Any report that is negative for a routine study will be delivered to the site in whatever format they prefer; however, any critical finding must be communicated verbally, directly to the referring clinician. To make that happen, a vRad radiologist doesn’t even have to pick up the phone, another example of removing nonclinical tasks from radiologist workflow.

“If a radiologist must report a clinical finding, two mouse clicks automatically generate a call to the facility,” Strong explains. “The call is routed to a U.S.-based operations staff member who verifies the physician to whom the report will be given and—upon verification— transfers the call to that radiologist.”

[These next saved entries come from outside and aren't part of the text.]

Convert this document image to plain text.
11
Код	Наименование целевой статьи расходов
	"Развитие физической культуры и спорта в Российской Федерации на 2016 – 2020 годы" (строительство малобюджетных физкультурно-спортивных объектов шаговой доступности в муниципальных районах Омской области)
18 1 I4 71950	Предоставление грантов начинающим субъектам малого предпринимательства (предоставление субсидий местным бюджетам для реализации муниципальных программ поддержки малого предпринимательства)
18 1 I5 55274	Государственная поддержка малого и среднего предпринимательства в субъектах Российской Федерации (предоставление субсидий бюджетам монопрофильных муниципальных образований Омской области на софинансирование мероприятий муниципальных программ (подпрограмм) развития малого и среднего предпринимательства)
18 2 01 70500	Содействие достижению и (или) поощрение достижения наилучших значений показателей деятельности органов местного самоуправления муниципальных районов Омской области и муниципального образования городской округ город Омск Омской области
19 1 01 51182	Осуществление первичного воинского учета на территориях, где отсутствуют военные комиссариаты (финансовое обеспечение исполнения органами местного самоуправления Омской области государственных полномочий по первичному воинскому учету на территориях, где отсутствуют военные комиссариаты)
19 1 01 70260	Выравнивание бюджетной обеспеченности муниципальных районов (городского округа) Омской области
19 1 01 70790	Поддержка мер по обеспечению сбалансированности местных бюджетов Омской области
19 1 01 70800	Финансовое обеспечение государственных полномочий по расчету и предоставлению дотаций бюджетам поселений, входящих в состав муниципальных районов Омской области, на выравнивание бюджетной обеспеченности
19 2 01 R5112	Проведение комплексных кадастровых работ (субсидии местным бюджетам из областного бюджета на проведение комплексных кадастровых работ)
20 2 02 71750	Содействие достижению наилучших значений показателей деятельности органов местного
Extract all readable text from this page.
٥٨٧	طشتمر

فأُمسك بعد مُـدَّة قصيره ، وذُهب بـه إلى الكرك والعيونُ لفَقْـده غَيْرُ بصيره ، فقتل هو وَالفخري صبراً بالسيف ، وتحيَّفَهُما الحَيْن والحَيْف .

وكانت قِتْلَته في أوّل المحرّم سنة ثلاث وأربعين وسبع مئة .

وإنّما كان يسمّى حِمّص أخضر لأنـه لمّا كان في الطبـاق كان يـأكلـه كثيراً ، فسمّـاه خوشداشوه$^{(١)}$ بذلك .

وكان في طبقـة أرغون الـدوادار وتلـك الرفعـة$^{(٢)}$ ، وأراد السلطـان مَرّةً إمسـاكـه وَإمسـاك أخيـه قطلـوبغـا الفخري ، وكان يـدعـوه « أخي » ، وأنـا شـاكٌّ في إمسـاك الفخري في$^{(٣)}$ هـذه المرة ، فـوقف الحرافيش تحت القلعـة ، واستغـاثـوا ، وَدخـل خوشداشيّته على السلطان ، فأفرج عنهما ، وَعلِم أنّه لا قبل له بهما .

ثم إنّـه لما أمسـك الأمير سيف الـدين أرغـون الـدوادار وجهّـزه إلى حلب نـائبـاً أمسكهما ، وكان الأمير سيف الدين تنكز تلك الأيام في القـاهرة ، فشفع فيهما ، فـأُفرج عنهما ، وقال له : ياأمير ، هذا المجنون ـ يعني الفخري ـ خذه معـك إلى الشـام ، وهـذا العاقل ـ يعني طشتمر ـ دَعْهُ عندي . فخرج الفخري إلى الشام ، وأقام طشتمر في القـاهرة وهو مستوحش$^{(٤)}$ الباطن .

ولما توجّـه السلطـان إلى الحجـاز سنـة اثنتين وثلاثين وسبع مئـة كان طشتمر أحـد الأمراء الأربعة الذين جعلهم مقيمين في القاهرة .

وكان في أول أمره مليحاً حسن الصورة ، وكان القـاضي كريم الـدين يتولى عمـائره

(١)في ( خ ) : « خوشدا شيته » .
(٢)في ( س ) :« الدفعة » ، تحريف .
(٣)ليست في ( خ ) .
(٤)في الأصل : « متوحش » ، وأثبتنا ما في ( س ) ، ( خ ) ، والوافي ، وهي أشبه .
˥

Due to a highly automated workflow that is supported by information technology, vRad can track usage and analyze the performance of its operations center at every segment in the workflow process. Through a feedback loop, radiologists also can track a variety of metrics, such as failures of communication, comments on protocols or radiation dose levels. All information is logged and any issues immediately addressed with the corresponding facility or radiologist.

The year of 2014 will go on record as one of great innovation for vRad, one in which a close collaboration between clinical and IT leadership resulted in demonstrable improvements in quality and efficiency.

“I’m really grateful to our CIO,” Strong says. “Since Shannon’s arrival in 2013, we have been energized, and accomplished things at a pace and level of performance I never thought possible. With the new energy and activity, we’re way out ahead.”